The number of Americans who fell victim to identity
theft in 2002 grew 81% on last year, and the number of incidents
reported so far this year suggests that this will continue to grow,
according to a survey by Harris Interactive.
More than 13 million Americans have fallen victim to identity
theft or fraud since January 2001.
Although 62% of the victims did not incur any cost, 38% did have
out-of-pocket expenses. The average cost for such victims since
2001 was $740 (£459).
In all, more than 33 million US residents have fallen victim to
ID theft and fraud since 1990.
"These results document that ID theft and fraud are both an
organised and freelance criminal activity of major proportions."

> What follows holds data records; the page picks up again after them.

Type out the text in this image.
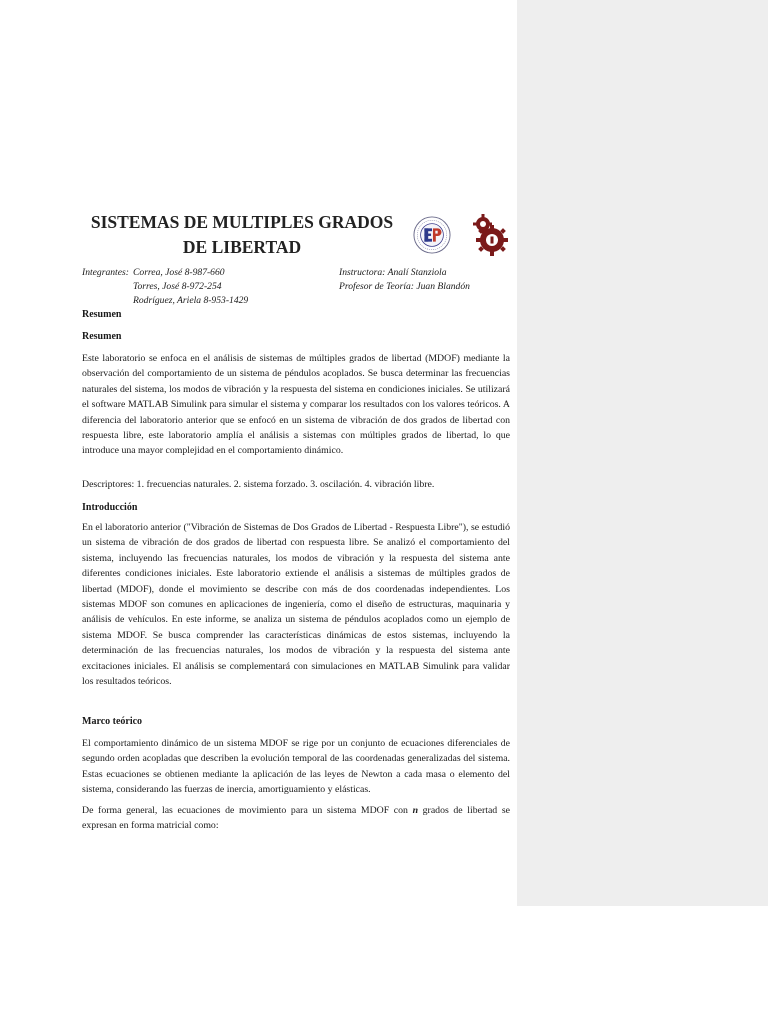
SISTEMAS DE MULTIPLES GRADOS
DE LIBERTAD
Integrantes: Correa, José 8-987-660	Instructora: Analí Stanziola
Torres, José 8-972-254	Profesor de Teoría: Juan Blandón
Rodríguez, Ariela 8-953-1429
Resumen
Resumen
Este laboratorio se enfoca en el análisis de sistemas de múltiples grados de libertad (MDOF) mediante la observación del comportamiento de un sistema de péndulos acoplados. Se busca determinar las frecuencias naturales del sistema, los modos de vibración y la respuesta del sistema en condiciones iniciales. Se utilizará el software MATLAB Simulink para simular el sistema y comparar los resultados con los valores teóricos. A diferencia del laboratorio anterior que se enfocó en un sistema de vibración de dos grados de libertad con respuesta libre, este laboratorio amplía el análisis a sistemas con múltiples grados de libertad, lo que introduce una mayor complejidad en el comportamiento dinámico.
Descriptores: 1. frecuencias naturales. 2. sistema forzado. 3. oscilación. 4. vibración libre.
Introducción
En el laboratorio anterior ("Vibración de Sistemas de Dos Grados de Libertad - Respuesta Libre"), se estudió un sistema de vibración de dos grados de libertad con respuesta libre. Se analizó el comportamiento del sistema, incluyendo las frecuencias naturales, los modos de vibración y la respuesta del sistema ante diferentes condiciones iniciales. Este laboratorio extiende el análisis a sistemas de múltiples grados de libertad (MDOF), donde el movimiento se describe con más de dos coordenadas independientes. Los sistemas MDOF son comunes en aplicaciones de ingeniería, como el diseño de estructuras, maquinaria y análisis de vehículos. En este informe, se analiza un sistema de péndulos acoplados como un ejemplo de sistema MDOF. Se busca comprender las características dinámicas de estos sistemas, incluyendo la determinación de las frecuencias naturales, los modos de vibración y la respuesta del sistema ante excitaciones iniciales. El análisis se complementará con simulaciones en MATLAB Simulink para validar los resultados teóricos.
Marco teórico
El comportamiento dinámico de un sistema MDOF se rige por un conjunto de ecuaciones diferenciales de segundo orden acopladas que describen la evolución temporal de las coordenadas generalizadas del sistema. Estas ecuaciones se obtienen mediante la aplicación de las leyes de Newton a cada masa o elemento del sistema, considerando las fuerzas de inercia, amortiguamiento y elásticas.
De forma general, las ecuaciones de movimiento para un sistema MDOF con n grados de libertad se expresan en forma matricial como:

said survey designer Alan Westin, a professor of public law and
government at Columbia University.
Westin added that no single institution, industry or government
agency was to blame for the problem.
The survey defined identity theft as a situation where someone
obtains and uses the identity of another person to secure credit,
merchandise or other commercial items.
Credit cards were the most frequently targeted. About 34% of
those who knew how their IDs were stolen said someone obtained
their credit card information to forge credit cards in their names
and make purchases against them.
About 12% said someone stole or illegally obtained papers or
computer records with their personal information on them, which
were then used to forge their identities.
Stolen wallets and purses accounted for 11% of the cases, while
16% said a relative, friend or co-worker stole their identities,
and other methods included intercepting mail and stealing from
mailboxes.
The latest results are similar to those released by Gartner,
which earlier this month reported that about seven million US
adults had been victims of identity theft in the past 12 months.
But because of victims not reporting such crimes, only one in 700
thieves had a chance of being caught.